For addict parents, alcohol impairs their cognitive abilities, makes them more likely to have irrational thinking patterns and memory loss, and slowly become withdrawn from their kid’s life. These are just a few of the many consequences of growing up in an alcoholic home. Each child is different and interprets and internalizes a parent’s alcoholic behavior differently. It’s also important to realize that the effects of living with an alcoholic parent don’t stop once the child reaches adulthood. Isolation — Being a child of an alcoholic can be a lonely experience. Children may feel they have no one to talk to about their parent’s behavior.
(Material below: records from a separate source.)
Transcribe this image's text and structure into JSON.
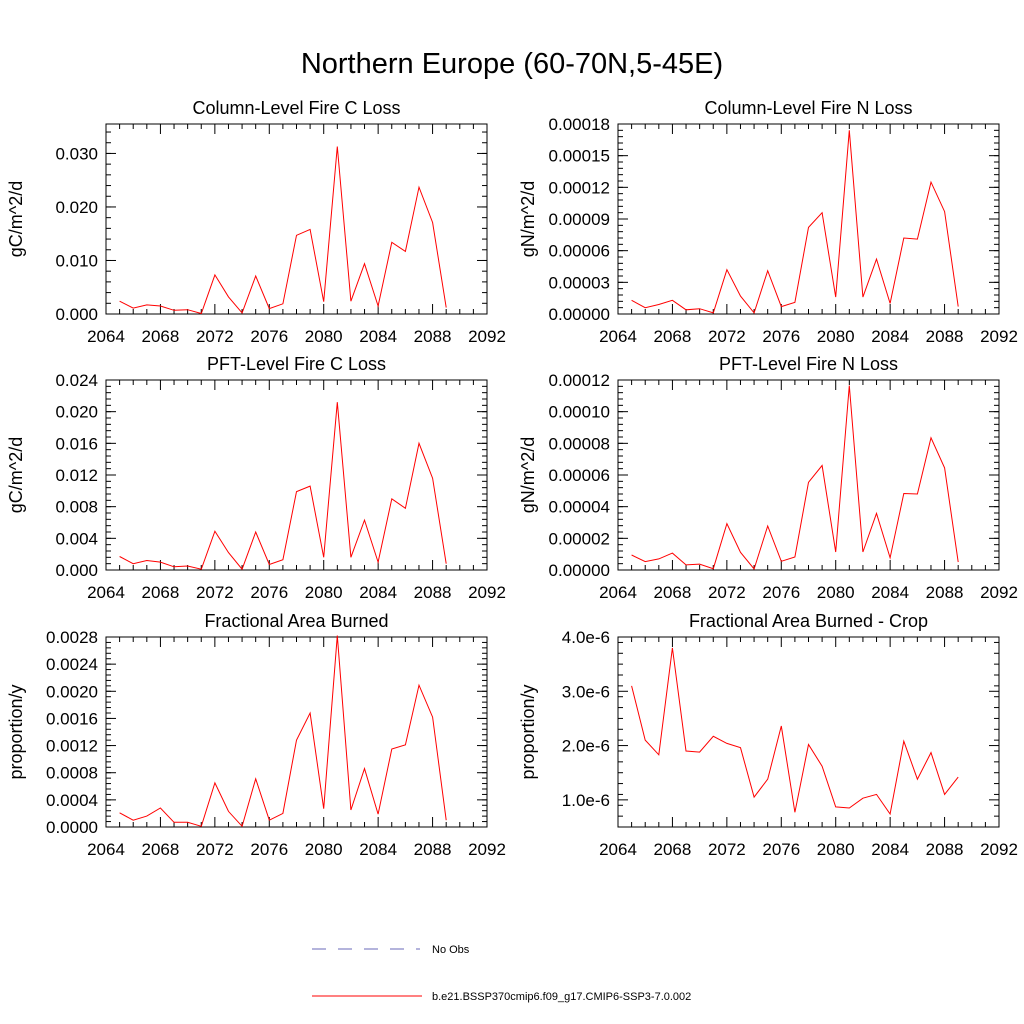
{
  "figure": {
    "title": "Northern Europe (60-70N,5-45E)"
  },
  "legend": {
    "entries": [
      {
        "label": "No Obs",
        "color": "#6a6ab8",
        "style": "dashed"
      },
      {
        "label": "b.e21.BSSP370cmip6.f09_g17.CMIP6-SSP3-7.0.002",
        "color": "#ff0000",
        "style": "solid"
      }
    ]
  },
  "chart_data": [
    {
      "type": "line",
      "title": "Column-Level Fire C Loss",
      "ylabel": "gC/m^2/d",
      "xlim": [
        2064,
        2092
      ],
      "ylim": [
        0,
        0.0355
      ],
      "x_ticks": [
        "2064",
        "2068",
        "2072",
        "2076",
        "2080",
        "2084",
        "2088",
        "2092"
      ],
      "y_ticks": [
        {
          "value": 0.0,
          "label": "0.000"
        },
        {
          "value": 0.01,
          "label": "0.010"
        },
        {
          "value": 0.02,
          "label": "0.020"
        },
        {
          "value": 0.03,
          "label": "0.030"
        }
      ],
      "series": [
        {
          "color": "#ff0000",
          "x": [
            2065,
            2066,
            2067,
            2068,
            2069,
            2070,
            2071,
            2072,
            2073,
            2074,
            2075,
            2076,
            2077,
            2078,
            2079,
            2080,
            2081,
            2082,
            2083,
            2084,
            2085,
            2086,
            2087,
            2088,
            2089
          ],
          "y": [
            0.0024,
            0.0011,
            0.0017,
            0.0015,
            0.0007,
            0.0008,
            0.0001,
            0.0073,
            0.0032,
            0.0002,
            0.0071,
            0.001,
            0.0019,
            0.0147,
            0.0158,
            0.0023,
            0.0313,
            0.0024,
            0.0094,
            0.0015,
            0.0134,
            0.0117,
            0.0237,
            0.0171,
            0.0012
          ]
        }
      ]
    },
    {
      "type": "line",
      "title": "Column-Level Fire N Loss",
      "ylabel": "gN/m^2/d",
      "xlim": [
        2064,
        2092
      ],
      "ylim": [
        0,
        0.00018
      ],
      "x_ticks": [
        "2064",
        "2068",
        "2072",
        "2076",
        "2080",
        "2084",
        "2088",
        "2092"
      ],
      "y_ticks": [
        {
          "value": 0.0,
          "label": "0.00000"
        },
        {
          "value": 3e-05,
          "label": "0.00003"
        },
        {
          "value": 6e-05,
          "label": "0.00006"
        },
        {
          "value": 9e-05,
          "label": "0.00009"
        },
        {
          "value": 0.00012,
          "label": "0.00012"
        },
        {
          "value": 0.00015,
          "label": "0.00015"
        },
        {
          "value": 0.00018,
          "label": "0.00018"
        }
      ],
      "series": [
        {
          "color": "#ff0000",
          "x": [
            2065,
            2066,
            2067,
            2068,
            2069,
            2070,
            2071,
            2072,
            2073,
            2074,
            2075,
            2076,
            2077,
            2078,
            2079,
            2080,
            2081,
            2082,
            2083,
            2084,
            2085,
            2086,
            2087,
            2088,
            2089
          ],
          "y": [
            1.3e-05,
            6e-06,
            9e-06,
            1.3e-05,
            4e-06,
            5e-06,
            1e-06,
            4.2e-05,
            1.7e-05,
            1e-06,
            4.1e-05,
            7e-06,
            1.1e-05,
            8.2e-05,
            9.6e-05,
            1.6e-05,
            0.000174,
            1.6e-05,
            5.2e-05,
            1e-05,
            7.2e-05,
            7.1e-05,
            0.000125,
            9.7e-05,
            7e-06
          ]
        }
      ]
    },
    {
      "type": "line",
      "title": "PFT-Level Fire C Loss",
      "ylabel": "gC/m^2/d",
      "xlim": [
        2064,
        2092
      ],
      "ylim": [
        0,
        0.024
      ],
      "x_ticks": [
        "2064",
        "2068",
        "2072",
        "2076",
        "2080",
        "2084",
        "2088",
        "2092"
      ],
      "y_ticks": [
        {
          "value": 0.0,
          "label": "0.000"
        },
        {
          "value": 0.004,
          "label": "0.004"
        },
        {
          "value": 0.008,
          "label": "0.008"
        },
        {
          "value": 0.012,
          "label": "0.012"
        },
        {
          "value": 0.016,
          "label": "0.016"
        },
        {
          "value": 0.02,
          "label": "0.020"
        },
        {
          "value": 0.024,
          "label": "0.024"
        }
      ],
      "series": [
        {
          "color": "#ff0000",
          "x": [
            2065,
            2066,
            2067,
            2068,
            2069,
            2070,
            2071,
            2072,
            2073,
            2074,
            2075,
            2076,
            2077,
            2078,
            2079,
            2080,
            2081,
            2082,
            2083,
            2084,
            2085,
            2086,
            2087,
            2088,
            2089
          ],
          "y": [
            0.0017,
            0.0008,
            0.0012,
            0.001,
            0.0004,
            0.0005,
            0.0001,
            0.0049,
            0.0022,
            0.0001,
            0.0048,
            0.0007,
            0.0013,
            0.0099,
            0.0106,
            0.0016,
            0.0212,
            0.0016,
            0.0063,
            0.001,
            0.009,
            0.0078,
            0.016,
            0.0116,
            0.0008
          ]
        }
      ]
    },
    {
      "type": "line",
      "title": "PFT-Level Fire N Loss",
      "ylabel": "gN/m^2/d",
      "xlim": [
        2064,
        2092
      ],
      "ylim": [
        0,
        0.00012
      ],
      "x_ticks": [
        "2064",
        "2068",
        "2072",
        "2076",
        "2080",
        "2084",
        "2088",
        "2092"
      ],
      "y_ticks": [
        {
          "value": 0.0,
          "label": "0.00000"
        },
        {
          "value": 2e-05,
          "label": "0.00002"
        },
        {
          "value": 4e-05,
          "label": "0.00004"
        },
        {
          "value": 6e-05,
          "label": "0.00006"
        },
        {
          "value": 8e-05,
          "label": "0.00008"
        },
        {
          "value": 0.0001,
          "label": "0.00010"
        },
        {
          "value": 0.00012,
          "label": "0.00012"
        }
      ],
      "series": [
        {
          "color": "#ff0000",
          "x": [
            2065,
            2066,
            2067,
            2068,
            2069,
            2070,
            2071,
            2072,
            2073,
            2074,
            2075,
            2076,
            2077,
            2078,
            2079,
            2080,
            2081,
            2082,
            2083,
            2084,
            2085,
            2086,
            2087,
            2088,
            2089
          ],
          "y": [
            9.5e-06,
            5.3e-06,
            7e-06,
            1.07e-05,
            3.2e-06,
            3.7e-06,
            8e-07,
            2.93e-05,
            1.12e-05,
            6e-07,
            2.78e-05,
            5.5e-06,
            8.2e-06,
            5.54e-05,
            6.6e-05,
            1.14e-05,
            0.0001165,
            1.14e-05,
            3.58e-05,
            7.7e-06,
            4.83e-05,
            4.8e-05,
            8.35e-05,
            6.45e-05,
            5e-06
          ]
        }
      ]
    },
    {
      "type": "line",
      "title": "Fractional Area Burned",
      "ylabel": "proportion/y",
      "xlim": [
        2064,
        2092
      ],
      "ylim": [
        0,
        0.0028
      ],
      "x_ticks": [
        "2064",
        "2068",
        "2072",
        "2076",
        "2080",
        "2084",
        "2088",
        "2092"
      ],
      "y_ticks": [
        {
          "value": 0.0,
          "label": "0.0000"
        },
        {
          "value": 0.0004,
          "label": "0.0004"
        },
        {
          "value": 0.0008,
          "label": "0.0008"
        },
        {
          "value": 0.0012,
          "label": "0.0012"
        },
        {
          "value": 0.0016,
          "label": "0.0016"
        },
        {
          "value": 0.002,
          "label": "0.0020"
        },
        {
          "value": 0.0024,
          "label": "0.0024"
        },
        {
          "value": 0.0028,
          "label": "0.0028"
        }
      ],
      "series": [
        {
          "color": "#ff0000",
          "x": [
            2065,
            2066,
            2067,
            2068,
            2069,
            2070,
            2071,
            2072,
            2073,
            2074,
            2075,
            2076,
            2077,
            2078,
            2079,
            2080,
            2081,
            2082,
            2083,
            2084,
            2085,
            2086,
            2087,
            2088,
            2089
          ],
          "y": [
            0.00021,
            0.0001,
            0.00016,
            0.00028,
            7e-05,
            7e-05,
            1e-05,
            0.00065,
            0.00023,
            1e-05,
            0.00071,
            0.0001,
            0.0002,
            0.00128,
            0.00168,
            0.00027,
            0.00282,
            0.00025,
            0.00086,
            0.00019,
            0.00115,
            0.00121,
            0.00209,
            0.00162,
            0.0001
          ]
        }
      ]
    },
    {
      "type": "line",
      "title": "Fractional Area Burned - Crop",
      "ylabel": "proportion/y",
      "xlim": [
        2064,
        2092
      ],
      "ylim": [
        5e-07,
        4e-06
      ],
      "x_ticks": [
        "2064",
        "2068",
        "2072",
        "2076",
        "2080",
        "2084",
        "2088",
        "2092"
      ],
      "y_ticks": [
        {
          "value": 1e-06,
          "label": "1.0e-6"
        },
        {
          "value": 2e-06,
          "label": "2.0e-6"
        },
        {
          "value": 3e-06,
          "label": "3.0e-6"
        },
        {
          "value": 4e-06,
          "label": "4.0e-6"
        }
      ],
      "series": [
        {
          "color": "#ff0000",
          "x": [
            2065,
            2066,
            2067,
            2068,
            2069,
            2070,
            2071,
            2072,
            2073,
            2074,
            2075,
            2076,
            2077,
            2078,
            2079,
            2080,
            2081,
            2082,
            2083,
            2084,
            2085,
            2086,
            2087,
            2088,
            2089
          ],
          "y": [
            3.1e-06,
            2.1e-06,
            1.83e-06,
            3.8e-06,
            1.9e-06,
            1.88e-06,
            2.17e-06,
            2.04e-06,
            1.96e-06,
            1.05e-06,
            1.38e-06,
            2.36e-06,
            7.7e-07,
            2.02e-06,
            1.62e-06,
            8.7e-07,
            8.5e-07,
            1.03e-06,
            1.1e-06,
            7.4e-07,
            2.08e-06,
            1.38e-06,
            1.87e-06,
            1.1e-06,
            1.42e-06
          ]
        }
      ]
    }
  ]
}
They may also be embarrassed by their parents, causing them to withdraw from friends and other family members.

  • According to the American Academy of Child and Adolescent Psychiatry , children are in a unique position when their parents abuse alcohol.
  • Individual therapy is a great place to start, says Michelle Dubey, LCSW, chief clinical officer for Landmark Recovery.
  • Research has demonstrated just how difficult it can be for adult children of alcoholic parents to form meaningful relationships.
  • Theories of alcoholism propose that the genetic predisposition for alcoholism in children of alcoholic parents is partially mediated by temperament or personality.
  • Many factors can affect marital and/or parenting difficulties, but there has not been any evidence found that can link these issues specifically to ACOAs.
  • Genetic risk is increased because the offspring may inherit a genetic predisposition toward alcoholism through the combined lineages of the maternal and the paternal sides of the family.